Now I understood why Jacaranda did not interfere with us. Julio had killed someone with his hands. She knew Julio held that border guard’s neck and twisted and tore it like a young tree branch.
For six months we lived in the house together waiting for something to happen. This waiting reminded me of what it felt like when I was sick as a child and days and days went by without knowing when I would go back to school. Once I lay in a hammock with a high fever. For days my mother rocked that hammock and fanned the flies off of my body until her arm must have ached. On my mountain, fanning flies off of someone is one of the kindest, most loving things a person can do for another. It really bothered me when I’d see documentaries on the television where flies were drinking the water from children’s eyes in Africa. No one shooed them away, not even the person filming. That NatGeo camera-person just filmed those flies drinking tears.
Once, when I told Julio I was tired of being locked in the house, he planned a day trip for us.
This was the first time I’d left the house since my arrival. I changed out of my servant’s uniform and into my jeans and a T-shirt. I had not worn these clothes since the day I’d arrived with Mike. I could feel that my body was different inside my old clothes. It was a combination of walking on marble instead of dirt paths, sleeping in cold air under piles of blankets, and being loved by Julio night after night.
We walked down the hill from the marble house to Caleta beach.
Julio held my hand as we walked. You’re my little girl, he said. Don’t let go of my hand.
He liked to treat me like a child. I expected him to take a tissue out of his pocket and wipe my nose. He acted like he was taking me to the candy store. I loved to be his little baby and so I skipped at his side and forgot that he was a killer.
Julio bought the tickets for our ride across the bay to Roqueta Island in a glass-bottom boat. The truth is he did not want me to see the sand a
nd ocean or the island. He did not want me to see the island’s zoo with the old lion whose roar crossed the bay and could be heard on windless mornings. Julio wanted me to see the bronze statue of the Virgin of Guadalupe that was in the water, drowned in the sea. She was called the Virgin of the Sea.
Now you will see the mother of the water, he said. She protects the shipwrecked and fishermen. The drowned too.
The boat sat low in the water as if it were a wide canoe. Julio and I leaned over and looked through the glass that allowed us to see everything that moved under the boat. After a while we saw her shape beneath the waves.
The undersea world looked green through the boat’s tinted glass. The virgin was bottle green in the green light with a crown on her head. She was surrounded by fish. There were sea snails on her shoulders. She was also a wishing well. There were coins around her on the ocean floor that glittered and gleamed silver in the sanctuary.
As we swayed above her, Julio said, We’d better pray. He bowed his head and folded his hands together.
The more I enter the more I find; and the more I find the more I seek, he said aloud. Amen. Amen.
You pray aloud?
Are you going to pray? he asked.
Later that night in the king-sized bed, Julio held me in his arms.

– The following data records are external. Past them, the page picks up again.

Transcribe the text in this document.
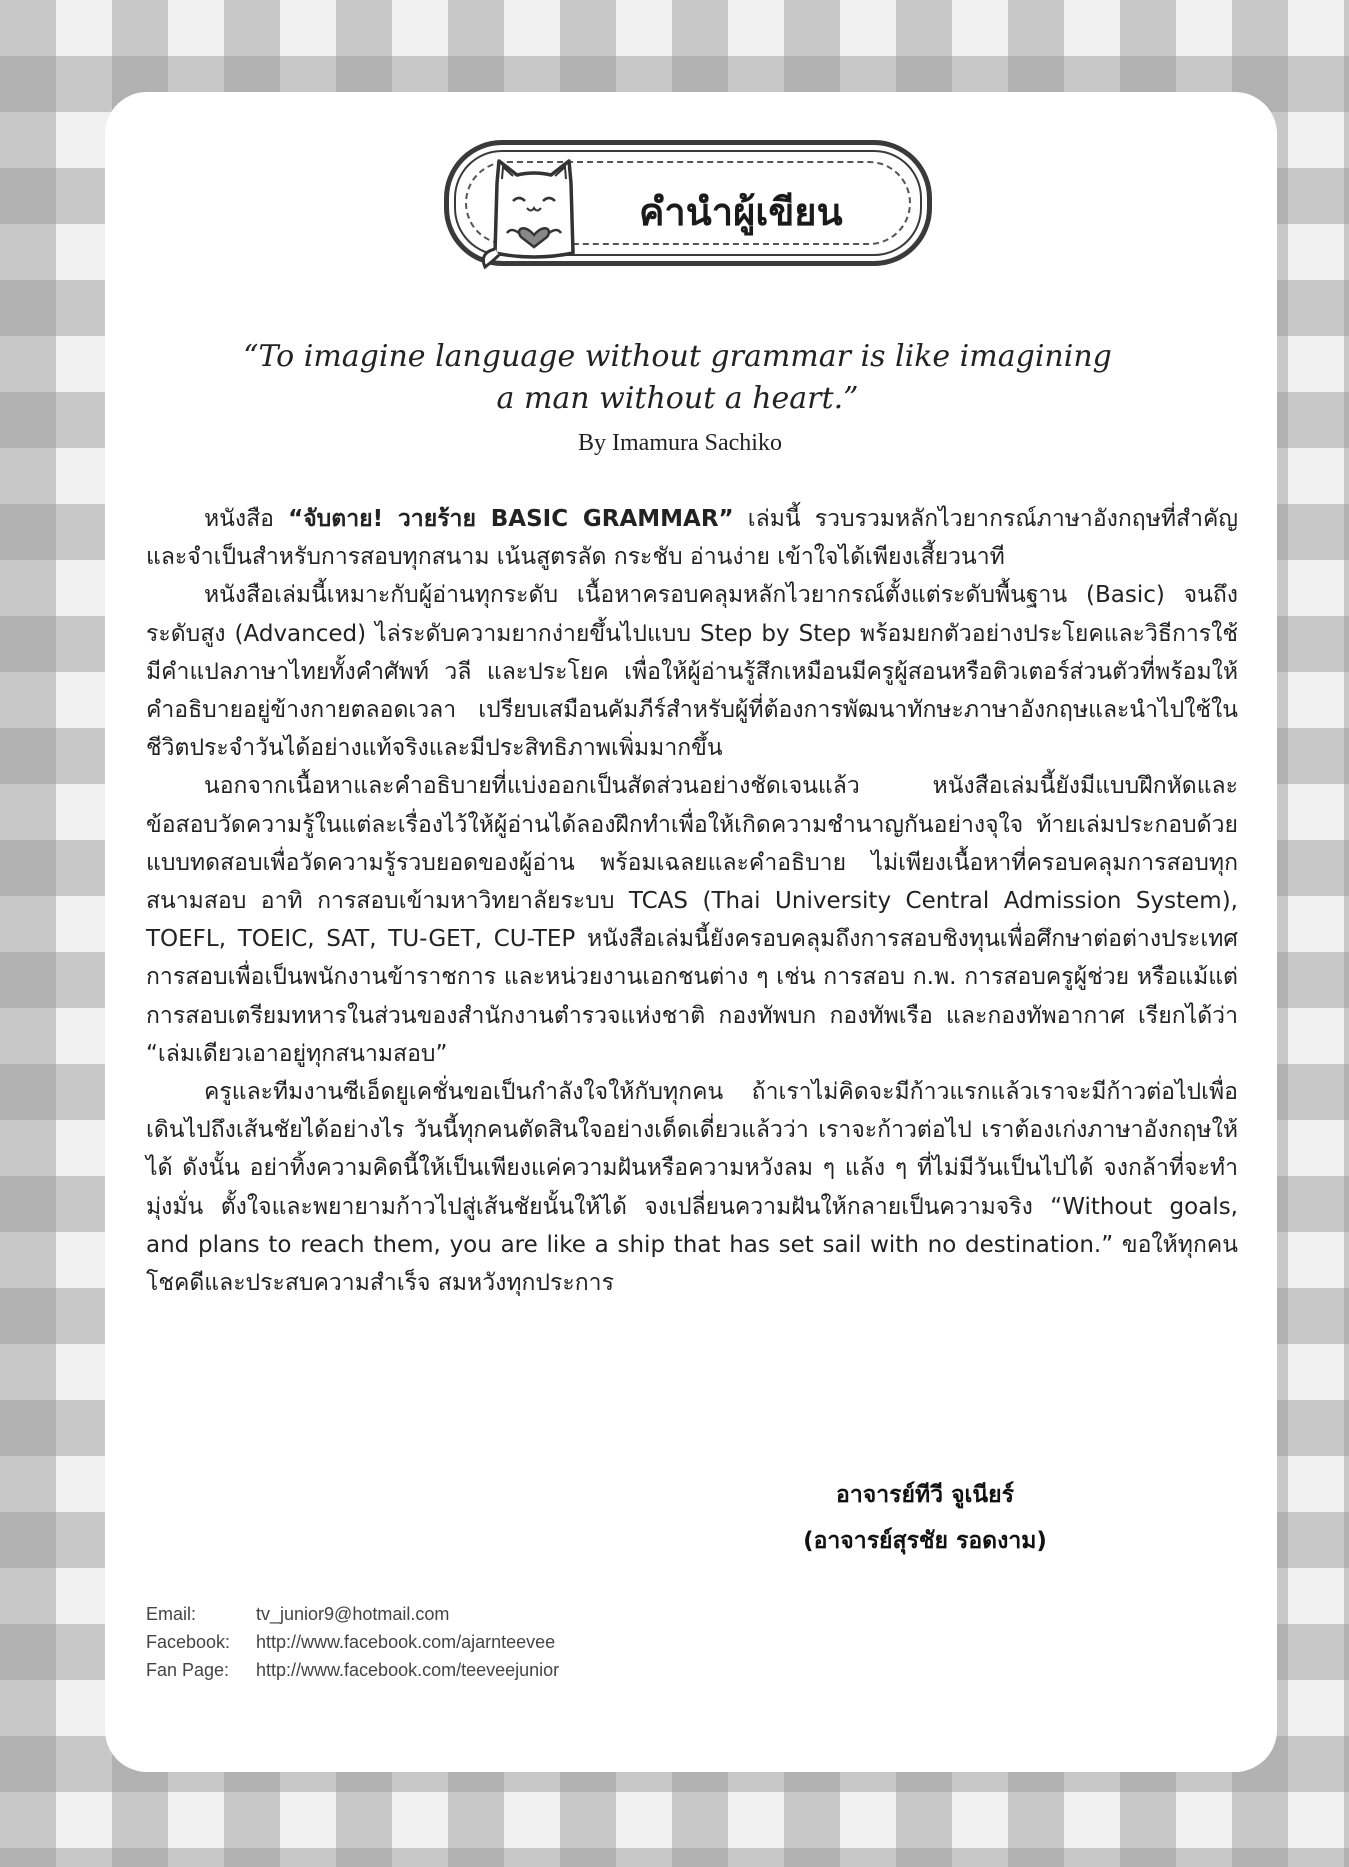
คำนำผู้เขียน
“To imagine language without grammar is like imagining
a man without a heart.”
By Imamura Sachiko

หนังสือ “จับตาย! วายร้าย BASIC GRAMMAR” เล่มนี้ รวบรวมหลักไวยากรณ์ภาษาอังกฤษที่สำคัญและจำเป็นสำหรับการสอบทุกสนาม เน้นสูตรลัด กระชับ อ่านง่าย เข้าใจได้เพียงเสี้ยวนาที

หนังสือเล่มนี้เหมาะกับผู้อ่านทุกระดับ เนื้อหาครอบคลุมหลักไวยากรณ์ตั้งแต่ระดับพื้นฐาน (Basic) จนถึงระดับสูง (Advanced) ไล่ระดับความยากง่ายขึ้นไปแบบ Step by Step พร้อมยกตัวอย่างประโยคและวิธีการใช้ มีคำแปลภาษาไทยทั้งคำศัพท์ วลี และประโยค เพื่อให้ผู้อ่านรู้สึกเหมือนมีครูผู้สอนหรือติวเตอร์ส่วนตัวที่พร้อมให้คำอธิบายอยู่ข้างกายตลอดเวลา เปรียบเสมือนคัมภีร์สำหรับผู้ที่ต้องการพัฒนาทักษะภาษาอังกฤษและนำไปใช้ในชีวิตประจำวันได้อย่างแท้จริงและมีประสิทธิภาพเพิ่มมากขึ้น

นอกจากเนื้อหาและคำอธิบายที่แบ่งออกเป็นสัดส่วนอย่างชัดเจนแล้ว หนังสือเล่มนี้ยังมีแบบฝึกหัดและข้อสอบวัดความรู้ในแต่ละเรื่องไว้ให้ผู้อ่านได้ลองฝึกทำเพื่อให้เกิดความชำนาญกันอย่างจุใจ ท้ายเล่มประกอบด้วยแบบทดสอบเพื่อวัดความรู้รวบยอดของผู้อ่าน พร้อมเฉลยและคำอธิบาย ไม่เพียงเนื้อหาที่ครอบคลุมการสอบทุกสนามสอบ อาทิ การสอบเข้ามหาวิทยาลัยระบบ TCAS (Thai University Central Admission System), TOEFL, TOEIC, SAT, TU-GET, CU-TEP หนังสือเล่มนี้ยังครอบคลุมถึงการสอบชิงทุนเพื่อศึกษาต่อต่างประเทศ การสอบเพื่อเป็นพนักงานข้าราชการ และหน่วยงานเอกชนต่าง ๆ เช่น การสอบ ก.พ. การสอบครูผู้ช่วย หรือแม้แต่การสอบเตรียมทหารในส่วนของสำนักงานตำรวจแห่งชาติ กองทัพบก กองทัพเรือ และกองทัพอากาศ เรียกได้ว่า “เล่มเดียวเอาอยู่ทุกสนามสอบ”

ครูและทีมงานซีเอ็ดยูเคชั่นขอเป็นกำลังใจให้กับทุกคน ถ้าเราไม่คิดจะมีก้าวแรกแล้วเราจะมีก้าวต่อไปเพื่อเดินไปถึงเส้นชัยได้อย่างไร วันนี้ทุกคนตัดสินใจอย่างเด็ดเดี่ยวแล้วว่า เราจะก้าวต่อไป เราต้องเก่งภาษาอังกฤษให้ได้ ดังนั้น อย่าทิ้งความคิดนี้ให้เป็นเพียงแค่ความฝันหรือความหวังลม ๆ แล้ง ๆ ที่ไม่มีวันเป็นไปได้ จงกล้าที่จะทำ มุ่งมั่น ตั้งใจและพยายามก้าวไปสู่เส้นชัยนั้นให้ได้ จงเปลี่ยนความฝันให้กลายเป็นความจริง “Without goals, and plans to reach them, you are like a ship that has set sail with no destination.” ขอให้ทุกคนโชคดีและประสบความสำเร็จ สมหวังทุกประการ

อาจารย์ทีวี จูเนียร์
(อาจารย์สุรชัย รอดงาม)
Email:	tv_junior9@hotmail.com
Facebook:	http://www.facebook.com/ajarnteevee
Fan Page:	http://www.facebook.com/teeveejunior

I had to show you that I’m drowned, drowned just like her, like Mary, sleeping in the sea all night long in the dark dark, he said. Everyone thinks I’m at the bottom of the river. My mother thinks so too. It’s too dangerous for me to be alive. I cannot dream at night. There’s a big difference between living in the dark with a candle and living in the dark with a flashlight. I have a flashlight but I want a candle.
Your mother also thinks you’re dead?
Yes. Everyone is praying for me.
Can’t you let her know? She needs to know you’re here.

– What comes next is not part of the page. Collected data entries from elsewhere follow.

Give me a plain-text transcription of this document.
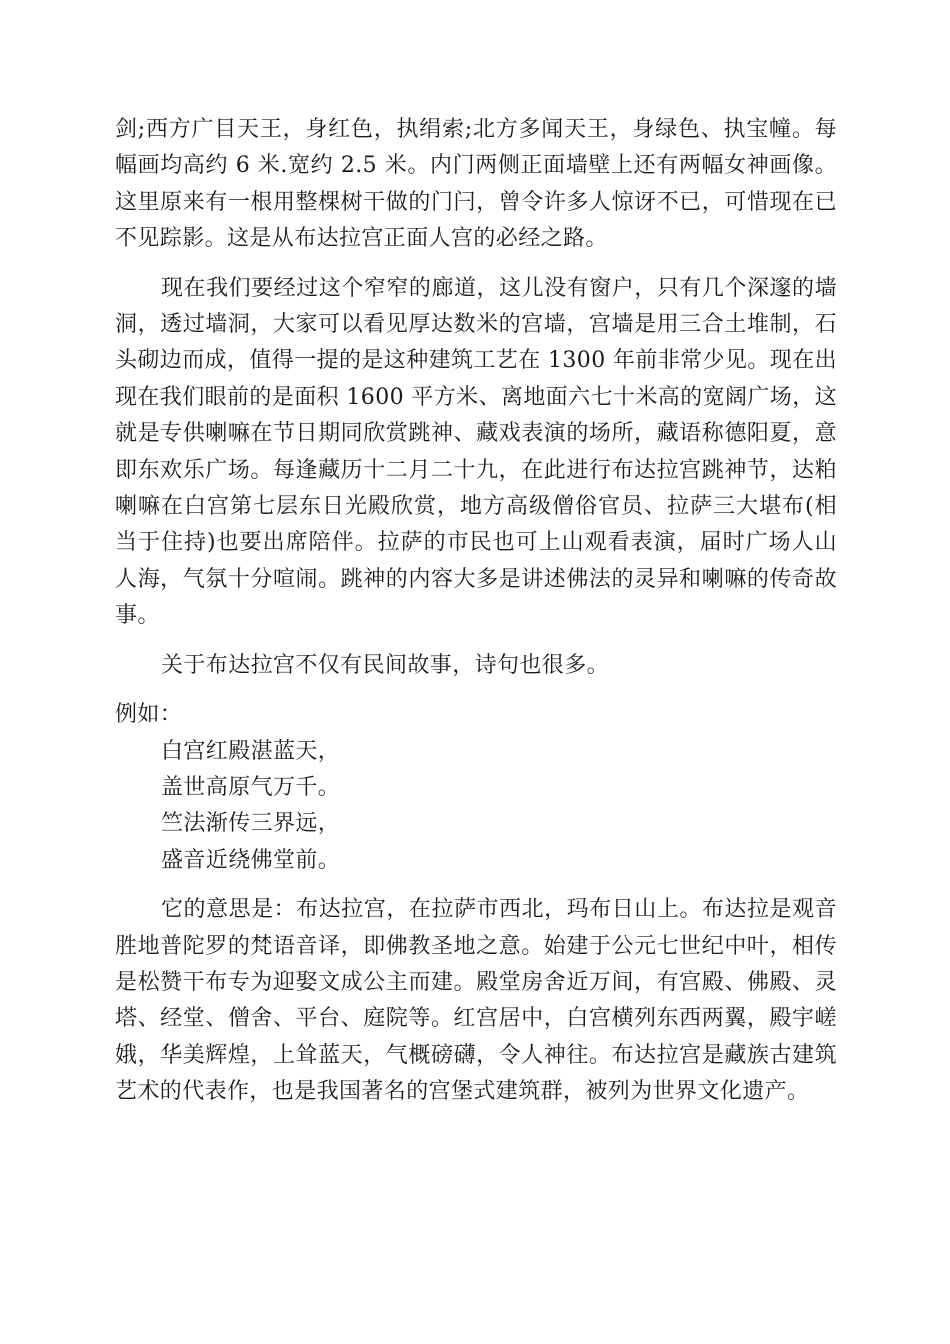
剑;西方广目天王，身红色，执绢索;北方多闻天王，身绿色、执宝幢。每幅画均高约 6 米.宽约 2.5 米。内门两侧正面墙壁上还有两幅女神画像。这里原来有一根用整棵树干做的门闩，曾令许多人惊讶不已，可惜现在已不见踪影。这是从布达拉宫正面人宫的必经之路。

现在我们要经过这个窄窄的廊道，这儿没有窗户，只有几个深邃的墙洞，透过墙洞，大家可以看见厚达数米的宫墙，宫墙是用三合土堆制，石头砌边而成，值得一提的是这种建筑工艺在 1300 年前非常少见。现在出现在我们眼前的是面积 1600 平方米、离地面六七十米高的宽阔广场，这就是专供喇嘛在节日期同欣赏跳神、藏戏表演的场所，藏语称德阳夏，意即东欢乐广场。每逢藏历十二月二十九，在此进行布达拉宫跳神节，达粕喇嘛在白宫第七层东日光殿欣赏，地方高级僧俗官员、拉萨三大堪布(相当于住持)也要出席陪伴。拉萨的市民也可上山观看表演，届时广场人山人海，气氛十分喧闹。跳神的内容大多是讲述佛法的灵异和喇嘛的传奇故事。

关于布达拉宫不仅有民间故事，诗句也很多。

例如：

白宫红殿湛蓝天，

盖世高原气万千。

竺法渐传三界远，

盛音近绕佛堂前。

它的意思是：布达拉宫，在拉萨市西北，玛布日山上。布达拉是观音胜地普陀罗的梵语音译，即佛教圣地之意。始建于公元七世纪中叶，相传是松赞干布专为迎娶文成公主而建。殿堂房舍近万间，有宫殿、佛殿、灵塔、经堂、僧舍、平台、庭院等。红宫居中，白宫横列东西两翼，殿宇嵯娥，华美辉煌，上耸蓝天，气概磅礴，令人神往。布达拉宫是藏族古建筑艺术的代表作，也是我国著名的宫堡式建筑群，被列为世界文化遗产。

My family is remembering that I was the fastest runner and the best jumper. I won every race. I was always the winner. I should have outrun that border guard. I didn’t see him or hear him. My mother is saying, Julio would never, ever be caught. He’d rather drown. And I did. You love a drowned man, Princess Ladydi. When you kiss me do you taste the river? There’s a cross for me, a white cross, where I was crossing.